The “Statement on Antiracist and Social Justice Work in the Writing Center” was drafted up by the professional staff, tutors, and the Director of the Center.
The statement begins by arguing that racism is pervasive throughout campus life.
“Racism is the normal condition of things. Racism is pervasive. It is in the systems, structures, rules, languages, expectations, and guidelines that make up our classes, school, and society,” it says.
Not only is racism pervasive in school, but it can be pervasive in the writing center too, the statement argues.
“For example, linguistic and writing research has shown clearly for many decades that there is no inherent ‘standard’ of English,” it says.
The belief that there is one standard dialect of English has long been understood by some progressives to be oppressive, since minority communities, particularly some African American minority communities, speak a different dialect of English.
“All language varieties, from Hawaiian Creole English to Black English Vernacular to Spanglish are legitimate, rule-governed, and communicative,” the Director of the Writing Center, Dr. Asao Inoue, wrote in his recent book.
The Writing Center vows to “look carefully and compassionately for ways that we may unintentionally perpetuate racism or social injustice, actively engaging in antiracist practices.”
To do this, the drafters of the statement outlined a nine-point plan.
They promise to “be sensitive” to how their “language practices and other microaggressions may make some people feel uncomfortable.” Additionally, they’ll conduct ongoing assessments of how the center may perpetuate “potential inequalities or oppressive practices.”

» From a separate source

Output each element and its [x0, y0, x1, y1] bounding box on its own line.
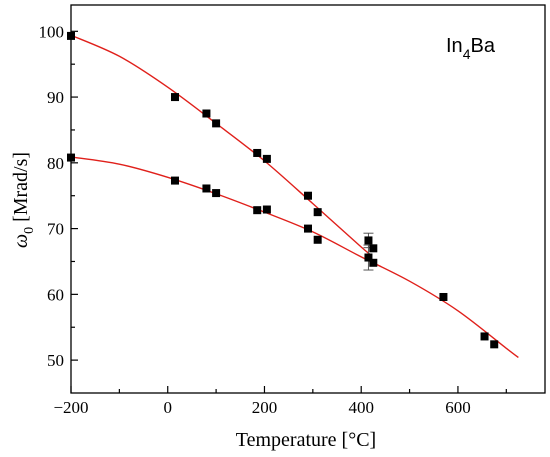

“Just avoiding racism is not enough.”
The director of the Writing Center, Dr. Asao Inoue, has yet to respond to a Red Alert Politics request for comment.
Inoue is the publisher of “Antiracist Writing Ecologies: Teaching and Assessing Writing for a Socially Just Future,” which argues that “unintended racism that often occurs when teachers do not have explicit antiracist agendas in their assessments.”
His book also argues that race and gender are not real, writing, “As a social construction, race is complex, often composed of multiple factors that intersect in one’s life despite the fact that it is a fabrication by people over time.”
“We made up race, then it became something real. But it is not real, just as gender isn’t real,” he added.